The opinion describes multiple states’ attempts to reform the health care industry. Ginsburg notes that most attempts at reform sought to guarantee coverage and access to insurance but failed because individuals would refuse to pay for insurance until they needed it the most, thus driving up insurance costs. Massachusetts, the first state to require that all citizens purchase health insurance, demonstrated that an individual mandate to buy health insurance could control those costs while providing near-universal coverage. Thus, members of Congress knew that any attempt at reform that preserved a major role for private insurers would need a requirement that all Americans purchase insurance.

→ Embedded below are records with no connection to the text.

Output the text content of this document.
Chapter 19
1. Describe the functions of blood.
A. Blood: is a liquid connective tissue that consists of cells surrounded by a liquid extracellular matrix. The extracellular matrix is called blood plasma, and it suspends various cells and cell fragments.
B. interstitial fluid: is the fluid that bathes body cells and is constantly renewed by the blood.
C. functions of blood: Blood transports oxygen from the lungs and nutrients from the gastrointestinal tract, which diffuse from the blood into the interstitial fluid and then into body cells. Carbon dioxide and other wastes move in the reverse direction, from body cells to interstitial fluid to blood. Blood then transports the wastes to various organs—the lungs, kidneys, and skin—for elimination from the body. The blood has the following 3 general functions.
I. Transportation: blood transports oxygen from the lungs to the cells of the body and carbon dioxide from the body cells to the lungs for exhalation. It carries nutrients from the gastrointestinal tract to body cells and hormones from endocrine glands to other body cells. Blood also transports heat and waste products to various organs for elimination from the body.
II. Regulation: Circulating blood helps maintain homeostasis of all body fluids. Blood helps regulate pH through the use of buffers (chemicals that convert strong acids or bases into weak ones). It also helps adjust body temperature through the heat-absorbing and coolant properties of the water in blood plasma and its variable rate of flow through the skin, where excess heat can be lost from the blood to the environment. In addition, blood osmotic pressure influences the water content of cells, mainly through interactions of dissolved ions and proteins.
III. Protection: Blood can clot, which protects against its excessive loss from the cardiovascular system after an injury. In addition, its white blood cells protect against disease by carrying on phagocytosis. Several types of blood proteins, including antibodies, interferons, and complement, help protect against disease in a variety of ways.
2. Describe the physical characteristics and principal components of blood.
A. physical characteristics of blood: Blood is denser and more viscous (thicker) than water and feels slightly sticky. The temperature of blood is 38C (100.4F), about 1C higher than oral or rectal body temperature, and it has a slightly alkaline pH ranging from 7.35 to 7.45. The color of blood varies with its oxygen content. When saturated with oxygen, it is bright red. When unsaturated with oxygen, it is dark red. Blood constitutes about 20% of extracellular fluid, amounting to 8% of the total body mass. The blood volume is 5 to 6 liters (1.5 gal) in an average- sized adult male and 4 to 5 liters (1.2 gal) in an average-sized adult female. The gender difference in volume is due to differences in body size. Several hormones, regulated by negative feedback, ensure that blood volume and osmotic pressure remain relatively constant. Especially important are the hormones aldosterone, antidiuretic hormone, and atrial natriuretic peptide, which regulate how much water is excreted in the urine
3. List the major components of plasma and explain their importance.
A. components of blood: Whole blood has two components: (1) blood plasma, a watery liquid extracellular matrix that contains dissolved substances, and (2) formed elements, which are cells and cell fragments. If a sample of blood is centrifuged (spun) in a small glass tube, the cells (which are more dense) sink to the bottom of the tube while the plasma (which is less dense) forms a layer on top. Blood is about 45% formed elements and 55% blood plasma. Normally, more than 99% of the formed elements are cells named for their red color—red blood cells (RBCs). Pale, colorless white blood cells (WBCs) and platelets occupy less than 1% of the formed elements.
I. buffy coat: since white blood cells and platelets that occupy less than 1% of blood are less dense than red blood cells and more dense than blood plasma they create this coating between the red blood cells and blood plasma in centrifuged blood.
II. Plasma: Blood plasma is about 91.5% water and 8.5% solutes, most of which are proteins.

Viewed as a “practical” matter, the individual mandate was a permissible and necessary exercise of Congress’ power to regulate commerce.
Second, the opinion written by Roberts (and expressed separately by Justices Kennedy, Scalia, Thomas, and Alito) places unreasonable restrictions on the commerce clause. Justice Ginsburg observes that the Supreme Court’s prior cases on the commerce clause expanded Congress’ powers in regulating activities that have an impact on interstate commerce. The Roberts opinion -- while admitting that activities that substantially affect interstate commerce are subject to the commerce clause -- created unfounded distinctions to limit those powers, arguing that the individual mandate sought to regulate economic inactivity, rather than activity in which people already engage. In reality, 60% of uninsured Americans will seek medical care in any given year, while 90% certainly will within five years, which indicates that even those who choose not to purchase insurance still are participants in the health-care market.
The Constitution, Ginsburg says, clearly affords Congress the authority to regulate a choice that has such a tangible impact on interstate commerce.
The commerce clause is the basis for many important pieces of legislation, such as the Civil Rights Act of 1964. If an uninsured citizen’s refusal to purchase medical insurance, leading to his later medical costs being shifted to others -- what Roberts and the dissent call “inactivity”-- may not be regulated under the commerce clause, what’s next? Will the Court decide that refusing to serve racial minorities at a restaurant or a hotel is also “inactivity”? What about refusing to sell contraceptives? Refusing to install wheelchair ramps? Or deciding not to participate in air-quality controls?
The Roberts Court may have made it a lot easier for opponents of these laws, and many others based on Congress’ power to regulate interstate commerce, to challenge them in court. If and when they do, legal experts and the justices themselves will certainly look to the opinions of Roberts, Kennedy, Scalia, Thomas, and Alito in Affordable Care Act case to determine the limits of congressional authority under the commerce clause.